J’ai eu la chance de travailler en étroite collaboration avec un certain nombre de compositeurs extrêmement talentueux et d’apprendre des choses très différentes de chacun. Atli a été mon véritable mentor, il m’a aidé à devenir compositeur en me donnant l’opportunité de faire mes armes. Grâce aux travaux que j’ai réalisé pour lui, j’ai été sollicité pour travailler sur d’autres projets avec Steve Jablonsky, Lorne Balfe et Junkie XL, qui sont tous dotés d’un talent unique. C’est une expérience formidable car vous commencez à glaner diverses astuces et procédés chez les uns et les autres, découvrir ce qui fonctionne pour vous et ce qui ne fonctionne pas. Enfin, travailler avec Hans a été incroyable ! Il est le dénominateur commun entre tous ces compositeurs avec lesquels j’ai travaillé auparavant car n’oublions pas qu’il a encadré chacun d’eux ! Il fut intéressant de parvenir à identifier les multiples facettes de son style et de son savoir-faire qui ont été absorbées par tant d’autres mais aussi de découvrir cette source infinie de connaissances qu’il possède. Tout ce qu’il vous enseigne est le fruit d’un niveau de compétences particulièrement élevé, acquis au cours de nombreuses années et diffusé de manière continuelle. Et surtout, il est doué pour me rappeler de toujours m’amuser et de continuer à expérimenter, ce qu’il n’a jamais arrêté de faire !

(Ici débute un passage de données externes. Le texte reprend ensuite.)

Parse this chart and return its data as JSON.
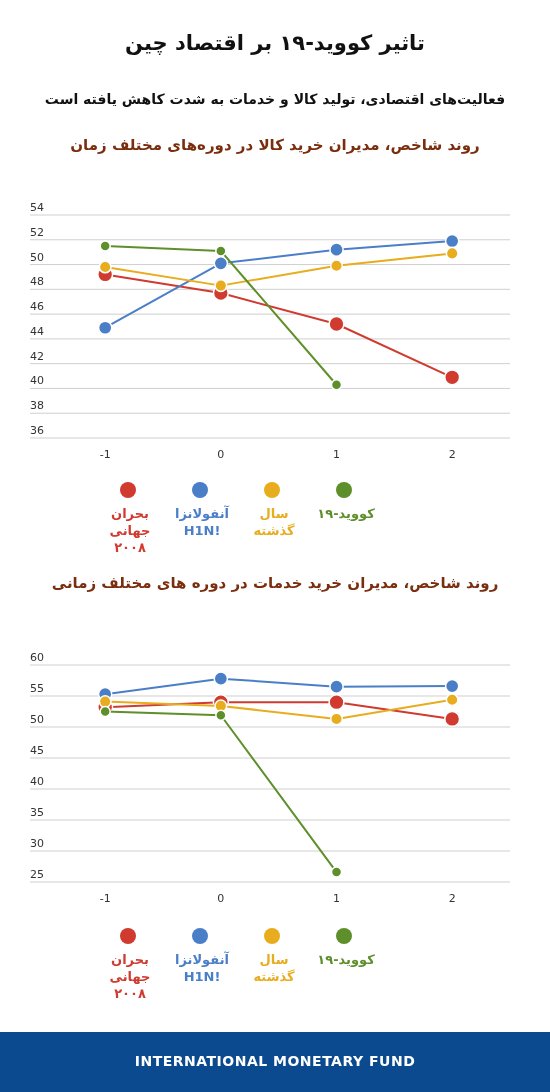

Dans la plupart des films sur lesquels vous êtes crédités, on vous retrouve principalement attaché à la composition de musiques additionnelles. Qu’est-ce que ce rôle implique exactement ?

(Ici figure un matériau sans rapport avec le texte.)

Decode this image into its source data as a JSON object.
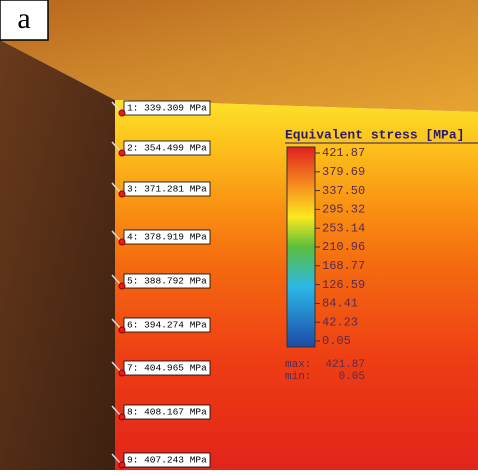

Le rôle s’est avéré différent en fonction des personnes avec qui j’ai travaillé mais vous êtes essentiellement un collaborateur de confiance. Il s’agit de se mettre en phase avec la vision de quelqu’un d’autre et de l’aider à définir cette vision. D’une certaine façon, ce n’est pas tant différent de la relation qu’entretient un compositeur et un réalisateur. Je pense toujours que cela fonctionne d’autant mieux lorsque la confiance établie entre les deux parties est suffisante afin que la personne pour laquelle vous travaillez soit vraiment enthousiaste à l’idée que vous apportiez votre propre point de vue sur le projet.

UNE ODE A LA FAMILLE VANCE

Sur Une Ode Américaine (Hillbilly Elegy), Hans Zimmer vous convie à co-composer sa 8ème partition pour Ron Howard. Comment avez-vous défini ensemble la direction musicale que devait emprunter le long-métrage ?

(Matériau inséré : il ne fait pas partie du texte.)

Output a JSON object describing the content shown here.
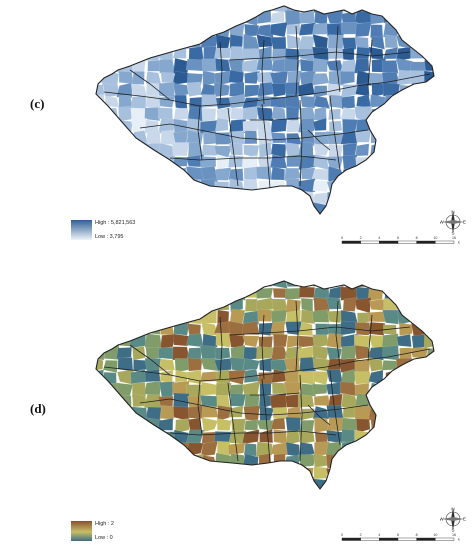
{
  "panels": [
    {
      "label": "(c)",
      "legend": {
        "high_label": "High : 5,821,563",
        "low_label": "Low : 3,795",
        "high_color": "#2f5f95",
        "low_color": "#eef3f8"
      },
      "palette": [
        "#e6eef6",
        "#c8d8ea",
        "#a7c0dd",
        "#86a8cf",
        "#6a92c0",
        "#4f7db3",
        "#3a6aa3",
        "#2c5a93"
      ]
    },
    {
      "label": "(d)",
      "legend": {
        "high_label": "High : 2",
        "low_label": "Low : 0",
        "high_color": "#8a5232",
        "low_color": "#3f6d85"
      },
      "palette": [
        "#3f6d85",
        "#5a8a86",
        "#7f9c6a",
        "#a8a85c",
        "#c7bf66",
        "#b89a55",
        "#9b6f40",
        "#87552f"
      ]
    }
  ],
  "scale": {
    "ticks": [
      "0",
      "2",
      "4",
      "6",
      "8",
      "10",
      "16"
    ],
    "unit": "km"
  },
  "compass": {
    "north": "N",
    "south": "S",
    "east": "E",
    "west": "W"
  }
}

Au début, Ron, Hans et moi-même avons beaucoup discuté de l’approche « régionale » que nous comptions lui donner. Les Appalaches possèdent un riche patrimoine musical et nous ne voulions pas caricaturer cette culture authentique et magnifique. Lors d’une conversation sur le fait d’utiliser ou non le banjo (ce que nous n’avons pas fait !), Hans est intervenu en disant : « Ce n’est pas à propos de ça. C’est une épopée émotionnelle ! ». L’idée d’une lutte universelle en est ressortie : l’histoire de cette famille pourrait être celle de n’importe quelle autre famille, n’importe où dans le monde. A partir de ce constat, nous avons réalisé qu’il était plus pertinent de se soucier de la minutie de l’instrumentation que de trouver la bonne approche musicale et les bons musiciens pour raconter l’histoire de la famille des Vance.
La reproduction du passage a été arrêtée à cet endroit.